The Volkswagen-sized Hornets’ Nest and other Misunderstandings, by Steven Scott Wallace

Eight stars

First and foremost, a large thank you to Reedsy Discovery and Steven Scott Wallace for providing me with a copy of this publication, which allows me to provide you with an unbiased review.

The curious and adventure-filled time that childhood provides is like no other, something Steven Scott Wallace proves in this short story. Apparently a tale pulled from the recesses of his mind and teenage life, Wallace tells of a summer where a freak accident left him in search of a hobby. This hobby may have been dangerous, but also proved fruitful and left him with drams of stardom. A piece many will be able to finish in one sitting, Wallace shows how youth and a little ingenuity bring forth the best stories to tell for generations.

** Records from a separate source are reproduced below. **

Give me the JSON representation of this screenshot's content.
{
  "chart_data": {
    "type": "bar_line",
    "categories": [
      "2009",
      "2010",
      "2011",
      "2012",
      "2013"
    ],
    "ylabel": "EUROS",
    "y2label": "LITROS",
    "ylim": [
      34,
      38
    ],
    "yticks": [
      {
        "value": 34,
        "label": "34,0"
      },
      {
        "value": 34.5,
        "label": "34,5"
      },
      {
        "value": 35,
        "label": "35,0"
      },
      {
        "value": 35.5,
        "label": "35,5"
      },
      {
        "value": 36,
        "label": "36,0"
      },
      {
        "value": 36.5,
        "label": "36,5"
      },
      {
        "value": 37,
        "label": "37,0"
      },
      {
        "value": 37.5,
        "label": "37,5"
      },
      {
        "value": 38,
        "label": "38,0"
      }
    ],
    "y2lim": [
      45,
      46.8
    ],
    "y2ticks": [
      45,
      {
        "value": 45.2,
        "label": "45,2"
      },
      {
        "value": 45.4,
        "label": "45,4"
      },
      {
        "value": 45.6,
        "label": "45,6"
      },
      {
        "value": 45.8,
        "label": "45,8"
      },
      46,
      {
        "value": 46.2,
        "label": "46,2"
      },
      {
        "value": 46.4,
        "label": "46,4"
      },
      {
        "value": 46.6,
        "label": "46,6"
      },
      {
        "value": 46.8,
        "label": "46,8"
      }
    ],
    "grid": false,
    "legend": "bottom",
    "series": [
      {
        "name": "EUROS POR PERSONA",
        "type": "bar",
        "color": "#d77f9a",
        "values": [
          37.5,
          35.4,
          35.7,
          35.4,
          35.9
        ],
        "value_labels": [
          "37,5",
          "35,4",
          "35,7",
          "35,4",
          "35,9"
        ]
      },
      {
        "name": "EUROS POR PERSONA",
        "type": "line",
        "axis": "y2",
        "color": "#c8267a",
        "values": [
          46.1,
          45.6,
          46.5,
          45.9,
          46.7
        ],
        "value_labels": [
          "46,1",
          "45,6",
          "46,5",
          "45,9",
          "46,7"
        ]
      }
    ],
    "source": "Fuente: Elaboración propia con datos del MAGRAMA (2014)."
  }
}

While most of America was fixated on something else in the summer of 1974, southern Oregon’s Josephine County had an issue they could not ignore. Hornets were all over the place and nothing was going to stop them. Steve ‘Wally’ Wallace knew this all too well, as he tried to come up with a solution.

It was only after a freak accident while helping his uncle that Wally found himself with lots of time on his hands (pardon the pun) and a mind running on thirteen-year-old overload. He gave the hornet issue some thought and used the library to devise a plan that could not fail. All summer, Wally found and handled hornets’ nest around town and had made quite the name for himself.

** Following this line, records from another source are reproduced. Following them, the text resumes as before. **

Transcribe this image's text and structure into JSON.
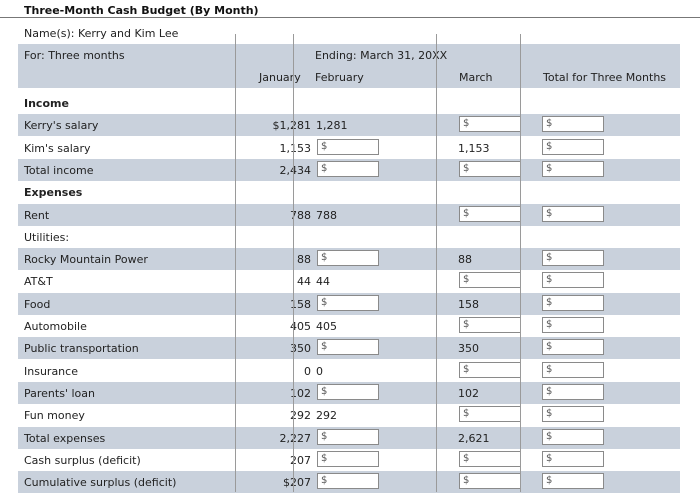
{
  "title": "Three-Month Cash Budget (By Month)",
  "names_label": "Name(s): Kerry and Kim Lee",
  "for_label": "For: Three months",
  "ending_label": "Ending: March 31, 20XX",
  "columns": {
    "jan": "January",
    "feb": "February",
    "mar": "March",
    "total": "Total for Three Months"
  },
  "currency_symbol": "$",
  "rows": [
    {
      "label": "Income",
      "bold": true,
      "shade": false,
      "jan": "",
      "feb": "",
      "mar": "",
      "feb_input": false,
      "mar_input": false,
      "tot_input": false
    },
    {
      "label": "Kerry's salary",
      "bold": false,
      "shade": true,
      "jan": "$1,281",
      "feb": "1,281",
      "mar": "",
      "feb_input": false,
      "mar_input": true,
      "tot_input": true
    },
    {
      "label": "Kim's salary",
      "bold": false,
      "shade": false,
      "jan": "1,153",
      "feb": "",
      "mar": "1,153",
      "feb_input": true,
      "mar_input": false,
      "tot_input": true
    },
    {
      "label": "Total income",
      "bold": false,
      "shade": true,
      "jan": "2,434",
      "feb": "",
      "mar": "",
      "feb_input": true,
      "mar_input": true,
      "tot_input": true
    },
    {
      "label": "Expenses",
      "bold": true,
      "shade": false,
      "jan": "",
      "feb": "",
      "mar": "",
      "feb_input": false,
      "mar_input": false,
      "tot_input": false
    },
    {
      "label": "Rent",
      "bold": false,
      "shade": true,
      "jan": "788",
      "feb": "788",
      "mar": "",
      "feb_input": false,
      "mar_input": true,
      "tot_input": true
    },
    {
      "label": "Utilities:",
      "bold": false,
      "shade": false,
      "jan": "",
      "feb": "",
      "mar": "",
      "feb_input": false,
      "mar_input": false,
      "tot_input": false
    },
    {
      "label": "Rocky Mountain Power",
      "bold": false,
      "shade": true,
      "jan": "88",
      "feb": "",
      "mar": "88",
      "feb_input": true,
      "mar_input": false,
      "tot_input": true
    },
    {
      "label": "AT&T",
      "bold": false,
      "shade": false,
      "jan": "44",
      "feb": "44",
      "mar": "",
      "feb_input": false,
      "mar_input": true,
      "tot_input": true
    },
    {
      "label": "Food",
      "bold": false,
      "shade": true,
      "jan": "158",
      "feb": "",
      "mar": "158",
      "feb_input": true,
      "mar_input": false,
      "tot_input": true
    },
    {
      "label": "Automobile",
      "bold": false,
      "shade": false,
      "jan": "405",
      "feb": "405",
      "mar": "",
      "feb_input": false,
      "mar_input": true,
      "tot_input": true
    },
    {
      "label": "Public transportation",
      "bold": false,
      "shade": true,
      "jan": "350",
      "feb": "",
      "mar": "350",
      "feb_input": true,
      "mar_input": false,
      "tot_input": true
    },
    {
      "label": "Insurance",
      "bold": false,
      "shade": false,
      "jan": "0",
      "feb": "0",
      "mar": "",
      "feb_input": false,
      "mar_input": true,
      "tot_input": true
    },
    {
      "label": "Parents' loan",
      "bold": false,
      "shade": true,
      "jan": "102",
      "feb": "",
      "mar": "102",
      "feb_input": true,
      "mar_input": false,
      "tot_input": true
    },
    {
      "label": "Fun money",
      "bold": false,
      "shade": false,
      "jan": "292",
      "feb": "292",
      "mar": "",
      "feb_input": false,
      "mar_input": true,
      "tot_input": true
    },
    {
      "label": "Total expenses",
      "bold": false,
      "shade": true,
      "jan": "2,227",
      "feb": "",
      "mar": "2,621",
      "feb_input": true,
      "mar_input": false,
      "tot_input": true
    },
    {
      "label": "Cash surplus (deficit)",
      "bold": false,
      "shade": false,
      "jan": "207",
      "feb": "",
      "mar": "",
      "feb_input": true,
      "mar_input": true,
      "tot_input": true
    },
    {
      "label": "Cumulative surplus (deficit)",
      "bold": false,
      "shade": true,
      "jan": "$207",
      "feb": "",
      "mar": "",
      "feb_input": true,
      "mar_input": true,
      "tot_input": true
    }
  ]
}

Once school started, he was full of stories, only the discover a new and massive nest that needed his attention. While he had handled angry hornets before, this would be the ultimate battle. Wally and his friend devised a plan to kill the hornets and preserve the nest for their science teacher. While it seemed to work, on the day the nest was to be brought to school, Wally learned that things went horribly wrong and he might find himself in a load of trouble. Could his stardom be drowned out by wanting to brag one time too many?

This quaint story appears to reflect on some of the actual experiences by Steven Scott Wallace during his youth, though that is entirely unclear. Whatever its providence, it reads easily and proves to be a nice means of entertaining the reader who wishes to put a pause on all things chaotic in their life. The narrative keeps the reader curious and wondering as the plot appears to thicken, or at least as much as it can for one eager teenage boy. With a nice twist at the end, Wallace allows the reader a ‘wink and a nudge’ moment while they wonder if this is one of many stories that might be published before long.

Kudos, Mr. Wallace, for a nice little reprieve from what I usually read. I would love to get my hands on more of these stories, should they exist.